Surrounded by bodyguards and dressed head-to-toe in beige, Kardashian and her entourage were greeted by a huge crowd of fans as they took a tour of downtown Yerevan on Thursday.
“You’re very beautiful!” screamed one starstruck local.
Kardashian is reportedly in the country to make a documentary on the Armenian genocide, ahead of events later this month to mark the centenary of the killings.
The Kardashians, who jetted in Wednesday, had an audience with the country’s premier Hovik Abrahamyan during which they jointly promised to push for the recognition of the genocide, the government said.
“The Kardashians apologised for not speaking Armenian but said they are learning their native language,” a government statement said.
“They pledged to continue the struggle for international recognition and condemnation of the Armenian genocide,” the statement said.
President Serzh Sarkisian is currently in Italy on a visit that will also see him meet Pope Francis.
– ‘Armenia we’re here’ –
Beyond snapping selfies with her fans, Kardashian has refused to talk with the press but instead took to social media to express her delight at being in Armenia.
“Armenia we are here!!!!! We are so grateful to be here & start this journey of a lifetime! Thank you to everyone who greeted us! I can’t wait to explore our country and have some yummy food!” Kardashian wrote on Instagram.
“My husband and daughter came to Armenia as well to see my heritage and learn about my ancestors! My cousins came along too! So excited I can’t sleep.”
Kardashian’s Armenian ancestors on her father’s side emigrated to the United States from an area that now lies in Turkey.
During her eight-day trip, Kardashian and her film crew will visit Yerevan’s genocide memorial and Armenia’s National Archives to see documents about her ancestors.
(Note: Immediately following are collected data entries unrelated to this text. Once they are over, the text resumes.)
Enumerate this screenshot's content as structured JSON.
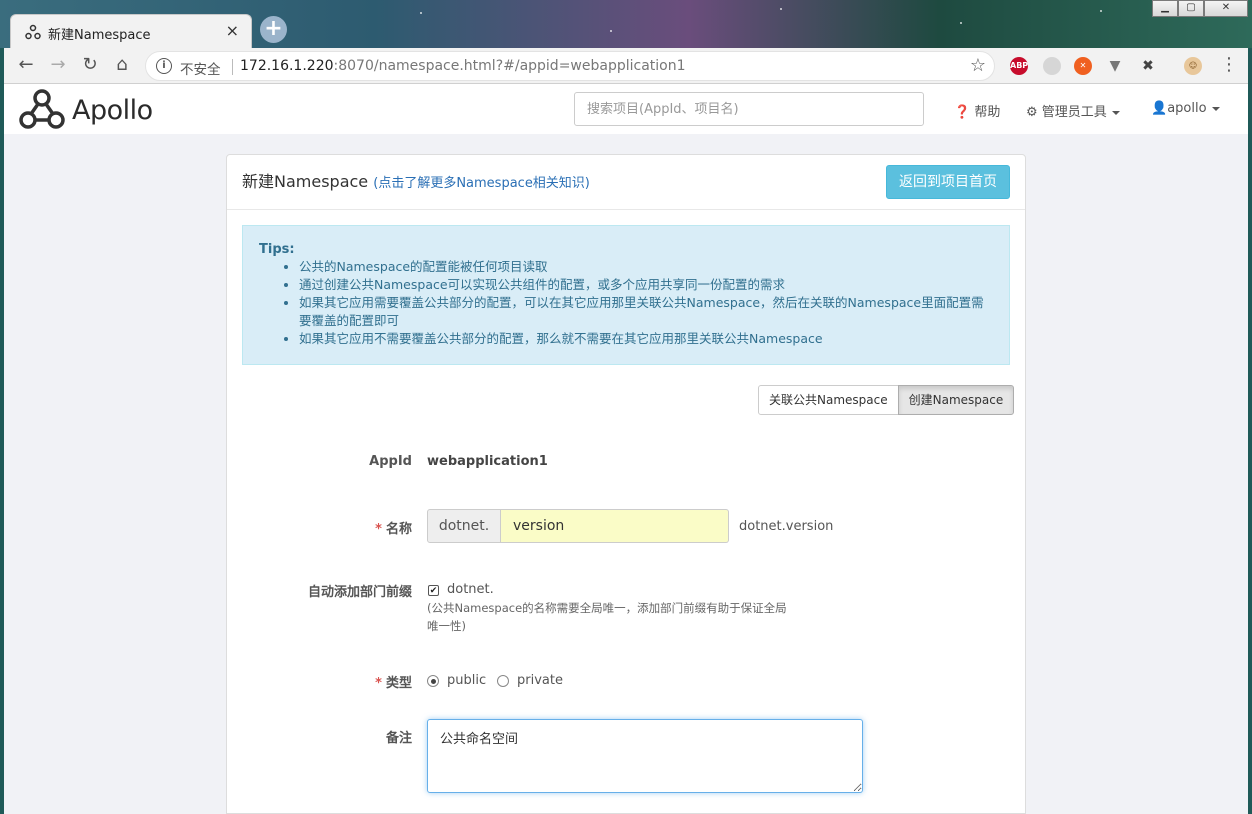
{
  "browser": {
    "tab_title": "新建Namespace",
    "tab_close": "×",
    "new_tab": "+",
    "insecure_label": "不安全",
    "url_host": "172.16.1.220",
    "url_rest": ":8070/namespace.html?#/appid=webapplication1",
    "window_controls": {
      "minimize": "▁",
      "maximize": "▢",
      "close": "✕"
    },
    "ext_abp_label": "ABP",
    "icons": [
      "back-icon",
      "forward-icon",
      "reload-icon",
      "home-icon",
      "info-icon",
      "bookmark-star-icon",
      "adblock-icon",
      "sync-icon",
      "extension-icon",
      "vue-icon",
      "devtools-icon",
      "profile-icon",
      "menu-icon"
    ]
  },
  "header": {
    "brand": "Apollo",
    "search_placeholder": "搜索项目(AppId、项目名)",
    "help": "帮助",
    "admin_tools": "管理员工具",
    "user": "apollo"
  },
  "panel": {
    "title": "新建Namespace",
    "help_link": "(点击了解更多Namespace相关知识)",
    "back_button": "返回到项目首页"
  },
  "tips": {
    "title": "Tips:",
    "items": [
      "公共的Namespace的配置能被任何项目读取",
      "通过创建公共Namespace可以实现公共组件的配置，或多个应用共享同一份配置的需求",
      "如果其它应用需要覆盖公共部分的配置，可以在其它应用那里关联公共Namespace，然后在关联的Namespace里面配置需要覆盖的配置即可",
      "如果其它应用不需要覆盖公共部分的配置，那么就不需要在其它应用那里关联公共Namespace"
    ]
  },
  "mode_toggle": {
    "link_public": "关联公共Namespace",
    "create": "创建Namespace",
    "active": "create"
  },
  "form": {
    "appid_label": "AppId",
    "appid_value": "webapplication1",
    "required_mark": "*",
    "name_label": "名称",
    "name_prefix": "dotnet.",
    "name_value": "version",
    "name_full": "dotnet.version",
    "auto_prefix_label": "自动添加部门前缀",
    "auto_prefix_checked": true,
    "auto_prefix_value": "dotnet.",
    "auto_prefix_check_glyph": "✔",
    "auto_prefix_help": "(公共Namespace的名称需要全局唯一，添加部门前缀有助于保证全局唯一性)",
    "type_label": "类型",
    "type_options": [
      "public",
      "private"
    ],
    "type_selected": "public",
    "comment_label": "备注",
    "comment_value": "公共命名空间"
  },
  "colors": {
    "info_button": "#5bc0de",
    "tips_bg": "#d9edf7",
    "tips_text": "#31708f",
    "link": "#2a6fb5",
    "required": "#d9534f",
    "autofill_bg": "#fafcc7"
  }
}
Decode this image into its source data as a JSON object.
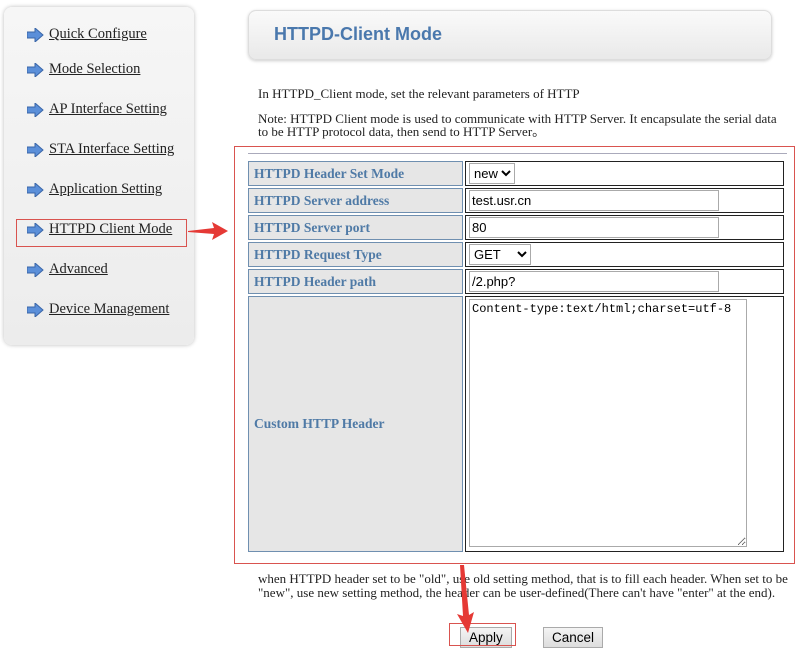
{
  "sidebar": {
    "items": [
      {
        "label": "Quick Configure"
      },
      {
        "label": "Mode Selection"
      },
      {
        "label": "AP Interface Setting"
      },
      {
        "label": "STA Interface Setting"
      },
      {
        "label": "Application Setting"
      },
      {
        "label": "HTTPD Client Mode",
        "highlighted": true
      },
      {
        "label": "Advanced"
      },
      {
        "label": "Device Management"
      }
    ]
  },
  "header": {
    "title": "HTTPD-Client Mode"
  },
  "intro": "In HTTPD_Client mode, set the relevant parameters of HTTP",
  "note": "Note: HTTPD Client mode is used to communicate with HTTP Server. It encapsulate the serial data to be HTTP protocol data, then send to HTTP Server。",
  "form": {
    "header_set_mode": {
      "label": "HTTPD Header Set Mode",
      "value": "new"
    },
    "server_address": {
      "label": "HTTPD Server address",
      "value": "test.usr.cn"
    },
    "server_port": {
      "label": "HTTPD Server port",
      "value": "80"
    },
    "request_type": {
      "label": "HTTPD Request Type",
      "value": "GET"
    },
    "header_path": {
      "label": "HTTPD Header path",
      "value": "/2.php?"
    },
    "custom_header": {
      "label": "Custom HTTP Header",
      "value": "Content-type:text/html;charset=utf-8"
    }
  },
  "footnote": "when HTTPD header set to be \"old\", use old setting method, that is to fill each header. When set to be \"new\", use new setting method, the header can be user-defined(There can't have \"enter\" at the end).",
  "buttons": {
    "apply": "Apply",
    "cancel": "Cancel"
  },
  "colors": {
    "annotation": "#e53935",
    "accent": "#4a78ad"
  }
}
She is then to travel to the provincial city of Gyumri where her distant relatives live.
Armenians say up to 1.5 million of their kin were killed between 1915 and 1917 as the Ottoman Empire was falling apart and have long sought to win international recognition of the massacres as genocide.
Turkey rejects the claims, arguing that 300,000 to 500,000 Armenians and as many Turks died in civil strife when Armenians rose up against their Ottoman rulers and sided with invading Russian troops.